2010年05月/第80回 ハルモニア・ムンディの充実

 フランスのマイナー・レーベルのCDが面白いといわれだしてからかなりたつが、その傾向はますます強まっているようだ。
 特に充実しているのは、ハルモニア・ムンディである。現在では残念ながら、国内盤化されるのはそのごく一部にすぎないのだが、現代の演奏の潮流をしっかりととらえた、すばらしい演奏が次々と出ている。今月の「ニューディスク・ナビ」で紹介するシュタイアーのゴルトベルク変奏曲と、イザベル・ファウストの無伴奏ヴァイオリン曲集という2種のバッハなどは、その代表格である。
 前者の豊麗で多彩な、しかし虚飾のない、スケールの大きなチェンバロ演奏はおどろくべきものだ。シュタイアーにはフォルテピアノによるモーツァルトなどで意表をつく仕掛けをする人、というイメージが日本では生れてしまったが、このバッハは創意にあふれつつも正攻法の解釈で、広がりを感じさせてくれる。一方ファウストの演奏は、渋くてコクのある響きでひきつけ、同時に弾力のあるリズムで舞曲としての特性を印象づけてくれる。どちらも呼吸感が豊かで、音楽の大きさを自然に提示している。

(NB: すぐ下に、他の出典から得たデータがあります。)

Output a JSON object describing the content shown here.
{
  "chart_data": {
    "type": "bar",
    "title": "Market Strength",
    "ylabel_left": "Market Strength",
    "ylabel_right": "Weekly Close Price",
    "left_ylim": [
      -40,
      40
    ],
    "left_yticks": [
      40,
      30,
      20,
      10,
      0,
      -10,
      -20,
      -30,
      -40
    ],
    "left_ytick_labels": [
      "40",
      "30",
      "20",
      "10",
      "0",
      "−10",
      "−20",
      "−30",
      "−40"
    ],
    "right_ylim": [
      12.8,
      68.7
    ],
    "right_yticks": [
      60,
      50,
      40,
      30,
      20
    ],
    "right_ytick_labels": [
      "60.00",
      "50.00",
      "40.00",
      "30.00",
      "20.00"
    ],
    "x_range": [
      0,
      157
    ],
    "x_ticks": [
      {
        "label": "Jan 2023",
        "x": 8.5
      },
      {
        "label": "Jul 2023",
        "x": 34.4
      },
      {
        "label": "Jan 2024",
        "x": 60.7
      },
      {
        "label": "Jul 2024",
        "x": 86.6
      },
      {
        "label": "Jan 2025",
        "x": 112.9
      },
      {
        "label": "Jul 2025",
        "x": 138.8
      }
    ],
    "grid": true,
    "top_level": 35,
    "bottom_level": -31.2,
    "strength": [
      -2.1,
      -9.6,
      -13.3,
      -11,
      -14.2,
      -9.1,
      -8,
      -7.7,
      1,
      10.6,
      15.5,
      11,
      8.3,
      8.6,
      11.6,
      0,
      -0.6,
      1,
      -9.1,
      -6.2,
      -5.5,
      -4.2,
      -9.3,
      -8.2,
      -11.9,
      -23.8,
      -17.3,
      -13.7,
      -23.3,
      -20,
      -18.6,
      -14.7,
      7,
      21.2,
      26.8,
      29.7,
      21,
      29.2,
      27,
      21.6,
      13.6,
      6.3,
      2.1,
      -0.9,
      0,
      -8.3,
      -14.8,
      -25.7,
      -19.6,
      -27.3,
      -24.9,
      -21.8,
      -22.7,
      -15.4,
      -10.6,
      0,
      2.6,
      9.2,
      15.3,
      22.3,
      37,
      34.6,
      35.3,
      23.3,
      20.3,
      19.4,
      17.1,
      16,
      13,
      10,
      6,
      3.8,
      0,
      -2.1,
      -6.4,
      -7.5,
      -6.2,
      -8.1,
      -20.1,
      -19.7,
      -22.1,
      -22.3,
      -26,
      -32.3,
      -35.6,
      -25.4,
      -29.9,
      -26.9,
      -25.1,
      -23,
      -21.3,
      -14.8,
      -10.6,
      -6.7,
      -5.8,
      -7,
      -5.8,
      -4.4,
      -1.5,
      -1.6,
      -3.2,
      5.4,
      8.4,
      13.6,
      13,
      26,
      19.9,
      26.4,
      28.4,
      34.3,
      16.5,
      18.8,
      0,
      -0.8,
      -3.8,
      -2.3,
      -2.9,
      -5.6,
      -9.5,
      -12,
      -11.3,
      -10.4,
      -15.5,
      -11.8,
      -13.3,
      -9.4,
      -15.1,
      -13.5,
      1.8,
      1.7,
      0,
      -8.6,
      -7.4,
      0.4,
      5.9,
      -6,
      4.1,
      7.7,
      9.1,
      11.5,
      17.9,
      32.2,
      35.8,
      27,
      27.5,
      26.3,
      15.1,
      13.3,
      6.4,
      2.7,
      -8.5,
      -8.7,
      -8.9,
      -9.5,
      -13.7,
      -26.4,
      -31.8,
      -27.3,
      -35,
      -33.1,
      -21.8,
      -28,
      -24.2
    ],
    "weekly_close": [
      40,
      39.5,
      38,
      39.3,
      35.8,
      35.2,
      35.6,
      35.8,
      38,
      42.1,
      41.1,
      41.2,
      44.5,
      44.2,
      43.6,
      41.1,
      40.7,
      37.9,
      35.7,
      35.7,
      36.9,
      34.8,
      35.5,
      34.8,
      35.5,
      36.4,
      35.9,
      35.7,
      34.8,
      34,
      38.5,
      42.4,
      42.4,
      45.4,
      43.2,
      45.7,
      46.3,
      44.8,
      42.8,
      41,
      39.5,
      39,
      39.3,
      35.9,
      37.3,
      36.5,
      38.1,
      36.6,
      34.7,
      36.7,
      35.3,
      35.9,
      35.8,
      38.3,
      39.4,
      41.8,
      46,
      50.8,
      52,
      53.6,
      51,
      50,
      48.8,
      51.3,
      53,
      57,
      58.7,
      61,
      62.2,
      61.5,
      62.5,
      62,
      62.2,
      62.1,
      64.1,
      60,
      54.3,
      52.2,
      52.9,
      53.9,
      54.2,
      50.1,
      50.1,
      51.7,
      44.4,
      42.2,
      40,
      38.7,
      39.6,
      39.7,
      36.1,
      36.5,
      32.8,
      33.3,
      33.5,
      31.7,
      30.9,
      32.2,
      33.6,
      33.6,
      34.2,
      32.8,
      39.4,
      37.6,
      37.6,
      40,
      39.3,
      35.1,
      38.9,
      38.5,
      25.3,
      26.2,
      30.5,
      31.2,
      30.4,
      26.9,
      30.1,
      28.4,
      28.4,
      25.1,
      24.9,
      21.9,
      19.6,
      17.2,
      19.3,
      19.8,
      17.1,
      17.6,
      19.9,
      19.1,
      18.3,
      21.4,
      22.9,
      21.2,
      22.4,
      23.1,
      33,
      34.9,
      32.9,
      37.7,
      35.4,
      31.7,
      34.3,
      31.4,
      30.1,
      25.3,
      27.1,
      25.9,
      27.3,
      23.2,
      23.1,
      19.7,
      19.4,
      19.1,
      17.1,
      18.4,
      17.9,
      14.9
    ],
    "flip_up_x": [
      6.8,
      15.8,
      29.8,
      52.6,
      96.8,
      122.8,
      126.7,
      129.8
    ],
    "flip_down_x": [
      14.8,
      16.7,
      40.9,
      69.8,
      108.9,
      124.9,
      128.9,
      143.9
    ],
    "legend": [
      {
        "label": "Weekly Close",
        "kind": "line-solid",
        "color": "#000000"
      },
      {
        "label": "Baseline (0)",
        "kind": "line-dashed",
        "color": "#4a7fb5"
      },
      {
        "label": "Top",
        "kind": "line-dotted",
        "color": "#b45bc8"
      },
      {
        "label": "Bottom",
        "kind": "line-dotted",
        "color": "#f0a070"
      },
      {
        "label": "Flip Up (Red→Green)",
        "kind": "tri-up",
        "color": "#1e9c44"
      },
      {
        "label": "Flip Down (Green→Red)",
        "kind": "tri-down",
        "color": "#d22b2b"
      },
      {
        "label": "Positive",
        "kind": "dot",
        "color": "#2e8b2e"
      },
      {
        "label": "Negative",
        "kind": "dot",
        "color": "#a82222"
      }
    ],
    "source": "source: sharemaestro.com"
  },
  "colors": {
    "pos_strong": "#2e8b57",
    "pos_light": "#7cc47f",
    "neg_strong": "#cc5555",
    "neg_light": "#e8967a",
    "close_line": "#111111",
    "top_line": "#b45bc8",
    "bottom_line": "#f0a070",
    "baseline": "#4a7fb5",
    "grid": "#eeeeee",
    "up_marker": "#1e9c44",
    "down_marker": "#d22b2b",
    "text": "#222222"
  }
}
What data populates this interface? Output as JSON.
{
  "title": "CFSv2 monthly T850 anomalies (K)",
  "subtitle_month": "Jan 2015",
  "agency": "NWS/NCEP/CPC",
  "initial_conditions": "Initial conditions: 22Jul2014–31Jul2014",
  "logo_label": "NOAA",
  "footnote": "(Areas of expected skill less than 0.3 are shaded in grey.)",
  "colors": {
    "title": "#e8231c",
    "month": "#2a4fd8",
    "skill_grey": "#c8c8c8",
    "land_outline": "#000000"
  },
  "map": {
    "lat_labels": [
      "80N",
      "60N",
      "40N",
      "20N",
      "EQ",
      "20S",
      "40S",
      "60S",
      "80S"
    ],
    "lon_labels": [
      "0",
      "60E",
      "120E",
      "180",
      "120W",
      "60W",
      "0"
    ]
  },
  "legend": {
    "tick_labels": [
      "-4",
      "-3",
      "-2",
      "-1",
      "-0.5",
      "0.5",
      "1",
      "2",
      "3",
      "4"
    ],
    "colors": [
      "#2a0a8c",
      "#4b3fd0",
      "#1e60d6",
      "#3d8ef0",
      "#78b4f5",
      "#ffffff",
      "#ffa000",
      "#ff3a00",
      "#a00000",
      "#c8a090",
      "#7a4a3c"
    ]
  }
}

 これ以外にも新進のフォルテピアノ奏者のベズイデンホウトのモーツァルトのソナタ集、中堅のトリオ・ワンダラーが俊英ヴィオラ奏者のタムスティと共演したフォーレのピアノ四重奏曲など、爽快で新鮮な息吹を感じさせてくれる新譜がならんでいる。
 アメリカ風の大量消費社会のシステムで考えると、現代のクラシックは衰退の一方のように思えるかも知れないが、実演と同様CDでも、このハルモニア・ムンディを代表に、すばらしいものは日々生れているのである。
 

山崎浩太郎(やまざきこうたろう)
1963年東京生まれ。早稲田大学法学部卒。演奏家たちの活動とその録音を、その生涯や同時代の社会状況において捉えなおし、歴史物語として説く「演奏史譚」を専門とする。著書に『クラシック・ヒストリカル108』『名指揮者列伝』(以上アルファベータ)、『クライバーが讃え、ショルティが恐れた男』(キングインターナショナル)、訳書にジョン・カルショー著『ニーベルングの指環』『レコードはまっすぐに』(以上学習研究社)などがある。